Operating Systems Depth Exam

	UNIVERSITY OF WISCONSIN-MADISON Computer Sciences Department
Operating Systems Depth Exam		Spring 2002

Instructions: There are seven questions on this exam; answer any six of the following seven questions. This exam has three (3) pages.

Question 1. Global Snapshots:

Chandy and Lamport's global snapshot algorithm is based on detecting stable properties.

A. What is a stable property and why does the algorithm contain this restriction?

B. What guarantees are given on the termination time of the C&L's snapshot algorithm?

Question 2. Failure Recovery:

A. What does the term "idempotent" mean, in the context of an operation done by a computer?
("idempotent" is used in a similar fashion in mathematics)

B. Give an example of its use in recovery from a failure or crash. Why is it desirable that failure recovery is idempotent?

Question 3: Consistency (The Hobgoblin Of Small Minds)

AFS provides a well-defined cache consistency model. In this question, we explore AFS and discuss ramifications of its design and implementation.

A. Central to AFS consistency is the notion of a callback. Describe what a callback is and why it's important to AFS, when one is established, and two circumstances when a client callback might be "broken" (i.e., the client is notified by the server that the callback is no longer valid).

B. The AFS consistency model is often described as "last writer wins." Describe what this term means, and why it is appropriate to use in describing AFS. In particular, give an example scenario where this issue arises.

C. The interface between AFS clients and servers (in the original AFS system) is a "whole file" interface, and presents a stark contrast to a block-based protocol such as NFS. Discuss why the AFS designers chose this whole-file approach, and then describe its strengths and weaknesses.

Question 4: Mistake In Identity

This question is about mistakes made in the construction of systems. For two of the three of the systems below, you are to name and discuss a single design flaw. Be as detailed as possible. What is the poor result that arises due to the flaw? What would you change in order to circumvent the problem, or is it a fundamental problem? Do later systems address and correct the problem?

Remember, choose only TWO of the three!

A. The Mach Microkernel Operating System.

B. The Berkeley Fast File System.

C. The Pilot Operating System.

Question 5: Networking

Consider the original exponentially weighted, moving averages (EWMA) method for calculating retransmission timeout values with the Karn/Partridge algorithm. Suppose a TCP connection is measuring RTTs of 1.0s and it suddenly jumps to 5.0s. Assume alpha = .875

A. Show what the successive RTT and RTO values would be until RTO is greater than 5.0s.

B. Assuming that we start counting at 1 for packets transferred when the RTT jumps, which packets will be retransmitted due to timeouts?

C. What would the largest RTO value if we continued to transfer packets?

Question 6: Threads

In this question, you will explore different types of support for multi-threaded applications.

A. You have a multi-threaded application that you would like to port to a new operating system. One common option is to use user-level threads; the other option is to use kernel threads.

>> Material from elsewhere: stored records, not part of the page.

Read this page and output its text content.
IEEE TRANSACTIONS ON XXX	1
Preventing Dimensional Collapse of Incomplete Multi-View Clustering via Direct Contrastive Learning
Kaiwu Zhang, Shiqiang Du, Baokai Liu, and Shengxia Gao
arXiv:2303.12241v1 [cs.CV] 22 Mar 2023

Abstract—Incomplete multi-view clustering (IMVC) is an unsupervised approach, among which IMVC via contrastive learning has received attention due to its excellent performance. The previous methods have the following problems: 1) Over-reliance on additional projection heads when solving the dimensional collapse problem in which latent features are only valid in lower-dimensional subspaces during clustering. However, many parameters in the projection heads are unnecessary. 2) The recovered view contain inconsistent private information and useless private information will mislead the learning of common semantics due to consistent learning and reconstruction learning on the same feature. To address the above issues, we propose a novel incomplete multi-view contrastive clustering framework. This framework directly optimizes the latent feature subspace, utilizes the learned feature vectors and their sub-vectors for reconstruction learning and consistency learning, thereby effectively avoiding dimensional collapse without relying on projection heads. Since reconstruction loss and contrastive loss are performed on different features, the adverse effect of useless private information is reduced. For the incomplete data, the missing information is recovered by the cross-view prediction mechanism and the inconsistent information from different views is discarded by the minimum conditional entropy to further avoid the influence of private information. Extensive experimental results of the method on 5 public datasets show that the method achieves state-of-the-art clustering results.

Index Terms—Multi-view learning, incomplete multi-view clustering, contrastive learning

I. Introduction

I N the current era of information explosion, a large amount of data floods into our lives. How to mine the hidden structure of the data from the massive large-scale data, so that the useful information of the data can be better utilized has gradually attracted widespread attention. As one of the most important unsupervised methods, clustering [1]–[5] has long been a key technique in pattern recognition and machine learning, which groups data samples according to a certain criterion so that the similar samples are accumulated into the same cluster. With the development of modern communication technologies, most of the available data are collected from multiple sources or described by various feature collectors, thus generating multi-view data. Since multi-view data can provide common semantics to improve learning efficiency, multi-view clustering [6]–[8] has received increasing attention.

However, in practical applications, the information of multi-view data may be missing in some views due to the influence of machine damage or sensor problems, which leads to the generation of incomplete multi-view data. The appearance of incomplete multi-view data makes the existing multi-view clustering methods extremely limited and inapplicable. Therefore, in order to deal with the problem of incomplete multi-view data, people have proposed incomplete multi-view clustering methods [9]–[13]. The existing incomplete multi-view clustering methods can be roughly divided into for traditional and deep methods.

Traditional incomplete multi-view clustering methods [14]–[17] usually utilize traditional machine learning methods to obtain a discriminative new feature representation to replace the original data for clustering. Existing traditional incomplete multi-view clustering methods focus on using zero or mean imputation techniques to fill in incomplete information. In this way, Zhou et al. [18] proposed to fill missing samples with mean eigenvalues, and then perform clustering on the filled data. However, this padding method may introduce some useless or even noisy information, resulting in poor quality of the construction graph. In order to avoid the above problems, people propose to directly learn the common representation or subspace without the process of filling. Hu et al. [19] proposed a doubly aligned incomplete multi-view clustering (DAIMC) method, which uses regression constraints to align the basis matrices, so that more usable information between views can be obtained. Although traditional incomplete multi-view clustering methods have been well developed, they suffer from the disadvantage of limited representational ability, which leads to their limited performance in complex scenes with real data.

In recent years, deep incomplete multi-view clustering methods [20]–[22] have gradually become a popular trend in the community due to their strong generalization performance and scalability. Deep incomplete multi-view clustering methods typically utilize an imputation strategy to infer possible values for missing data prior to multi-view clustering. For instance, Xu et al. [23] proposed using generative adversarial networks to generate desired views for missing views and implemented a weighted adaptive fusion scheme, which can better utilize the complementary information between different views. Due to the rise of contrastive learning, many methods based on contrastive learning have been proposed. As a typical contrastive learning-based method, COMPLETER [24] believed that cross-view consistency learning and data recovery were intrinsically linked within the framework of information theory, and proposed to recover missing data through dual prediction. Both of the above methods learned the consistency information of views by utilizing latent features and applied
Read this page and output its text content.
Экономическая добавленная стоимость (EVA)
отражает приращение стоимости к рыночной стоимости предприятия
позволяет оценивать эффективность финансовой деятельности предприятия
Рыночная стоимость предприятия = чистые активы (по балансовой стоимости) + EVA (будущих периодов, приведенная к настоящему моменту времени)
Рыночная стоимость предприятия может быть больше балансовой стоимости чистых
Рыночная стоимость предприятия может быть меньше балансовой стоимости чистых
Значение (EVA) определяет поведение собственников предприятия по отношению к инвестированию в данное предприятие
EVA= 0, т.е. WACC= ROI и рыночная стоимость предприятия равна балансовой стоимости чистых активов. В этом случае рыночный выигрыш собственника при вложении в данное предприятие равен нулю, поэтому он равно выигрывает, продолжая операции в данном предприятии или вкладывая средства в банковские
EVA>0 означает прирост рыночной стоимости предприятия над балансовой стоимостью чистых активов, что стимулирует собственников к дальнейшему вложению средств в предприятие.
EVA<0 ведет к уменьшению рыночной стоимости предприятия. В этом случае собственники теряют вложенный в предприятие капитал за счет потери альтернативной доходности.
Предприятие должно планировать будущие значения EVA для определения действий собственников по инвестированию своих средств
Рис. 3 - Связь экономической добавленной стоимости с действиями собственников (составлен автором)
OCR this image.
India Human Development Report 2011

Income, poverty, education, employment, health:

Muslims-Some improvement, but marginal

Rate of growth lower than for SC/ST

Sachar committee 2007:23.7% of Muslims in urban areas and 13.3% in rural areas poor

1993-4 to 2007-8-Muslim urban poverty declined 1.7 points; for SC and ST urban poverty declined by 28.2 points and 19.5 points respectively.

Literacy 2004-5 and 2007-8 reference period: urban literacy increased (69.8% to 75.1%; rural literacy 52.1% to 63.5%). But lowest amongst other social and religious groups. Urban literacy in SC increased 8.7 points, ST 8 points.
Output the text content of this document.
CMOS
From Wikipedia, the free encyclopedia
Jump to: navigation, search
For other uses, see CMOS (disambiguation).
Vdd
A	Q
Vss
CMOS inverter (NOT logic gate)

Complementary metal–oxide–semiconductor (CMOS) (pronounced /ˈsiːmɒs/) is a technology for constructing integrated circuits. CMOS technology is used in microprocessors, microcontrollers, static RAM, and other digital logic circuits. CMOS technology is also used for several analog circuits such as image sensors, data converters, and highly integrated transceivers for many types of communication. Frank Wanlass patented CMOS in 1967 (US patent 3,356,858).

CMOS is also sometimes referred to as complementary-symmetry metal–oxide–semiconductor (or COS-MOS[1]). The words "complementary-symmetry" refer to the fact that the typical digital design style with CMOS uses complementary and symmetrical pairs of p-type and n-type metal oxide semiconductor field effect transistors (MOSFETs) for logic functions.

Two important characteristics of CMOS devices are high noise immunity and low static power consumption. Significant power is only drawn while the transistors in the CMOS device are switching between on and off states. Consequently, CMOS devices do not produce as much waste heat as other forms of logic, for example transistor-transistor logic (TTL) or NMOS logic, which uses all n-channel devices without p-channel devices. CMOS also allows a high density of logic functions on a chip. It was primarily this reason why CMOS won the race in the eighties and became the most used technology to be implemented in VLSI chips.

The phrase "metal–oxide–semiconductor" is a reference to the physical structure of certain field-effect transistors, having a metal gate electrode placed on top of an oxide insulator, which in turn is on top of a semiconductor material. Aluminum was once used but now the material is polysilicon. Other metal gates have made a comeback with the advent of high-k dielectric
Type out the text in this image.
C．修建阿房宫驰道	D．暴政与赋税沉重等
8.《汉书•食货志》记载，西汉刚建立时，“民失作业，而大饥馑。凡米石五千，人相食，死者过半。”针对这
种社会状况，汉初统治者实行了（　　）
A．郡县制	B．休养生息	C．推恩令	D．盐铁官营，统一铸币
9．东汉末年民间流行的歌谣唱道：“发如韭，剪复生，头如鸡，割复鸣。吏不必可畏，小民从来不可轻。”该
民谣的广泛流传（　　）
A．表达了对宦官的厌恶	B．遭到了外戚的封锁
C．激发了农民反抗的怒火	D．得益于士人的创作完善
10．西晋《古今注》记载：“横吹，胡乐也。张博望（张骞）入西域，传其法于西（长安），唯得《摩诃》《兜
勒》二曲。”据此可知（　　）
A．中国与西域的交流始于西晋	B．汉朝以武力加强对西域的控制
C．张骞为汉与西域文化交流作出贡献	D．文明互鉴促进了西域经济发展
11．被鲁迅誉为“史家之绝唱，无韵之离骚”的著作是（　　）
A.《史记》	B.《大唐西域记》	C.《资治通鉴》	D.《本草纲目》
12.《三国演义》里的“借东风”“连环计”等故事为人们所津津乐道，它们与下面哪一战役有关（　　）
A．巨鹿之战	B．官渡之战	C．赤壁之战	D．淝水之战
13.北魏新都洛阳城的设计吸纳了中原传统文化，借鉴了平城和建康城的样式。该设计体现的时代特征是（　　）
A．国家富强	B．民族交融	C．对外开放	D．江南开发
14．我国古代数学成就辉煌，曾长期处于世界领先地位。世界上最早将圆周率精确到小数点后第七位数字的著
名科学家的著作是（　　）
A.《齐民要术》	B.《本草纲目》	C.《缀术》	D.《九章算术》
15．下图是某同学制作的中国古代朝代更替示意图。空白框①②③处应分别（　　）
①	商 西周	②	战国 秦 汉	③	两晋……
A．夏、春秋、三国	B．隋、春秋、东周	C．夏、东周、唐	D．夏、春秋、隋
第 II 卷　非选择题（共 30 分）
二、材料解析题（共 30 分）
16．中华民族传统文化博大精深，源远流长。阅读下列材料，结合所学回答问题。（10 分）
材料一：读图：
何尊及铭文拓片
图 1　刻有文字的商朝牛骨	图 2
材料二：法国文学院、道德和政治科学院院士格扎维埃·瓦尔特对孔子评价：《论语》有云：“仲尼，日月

What are the advantages and disadvantages of user-level versus kernel threads? Would knowing any of the characteristics of your multi-threaded application help in deciding between the two?

B. It turns out that you don't have to choose between either type of thread package, because this OS has support for scheduler activations. Unfortunately, there isn't yet a traditional thread library implemented on top of scheduler activations -- this is your job! First, what events must your thread library communicate to the kernel? For each possible event, give a short example of how the event could occur. Second, what events must the kernel communicate to the thread library? For each event, briefly describe how your thread library should react.

Question 7: Disconnected operation

The Coda system provides support for disconnected operation, in which clients are able to continue accessing data during temporary disconnection from (or failure of) the file servers.

A. There are two basic families of approaches for controlling access to replicas in a distributed system that can suffer from network partitions: optimisitic and pessimistic. Briefly describe how both optimistic and pessimistic families of replica control work and the advantages or disadvantages of each approach.

B. The Coda system uses optimistic replica control when it allows clients to access files when disconnected. What data is likely to be in the client's cache when it is first disconnected? Which of this data is guaranteed to be in the cache and why can this differ from that likely to be in the cache?

C. While disconnected, what types of errors can occur on a Coda client that don't occur during normal operation? Why do these errors occur? When reconnecting (i.e., the process of reintegration), what types of errors can occur and why?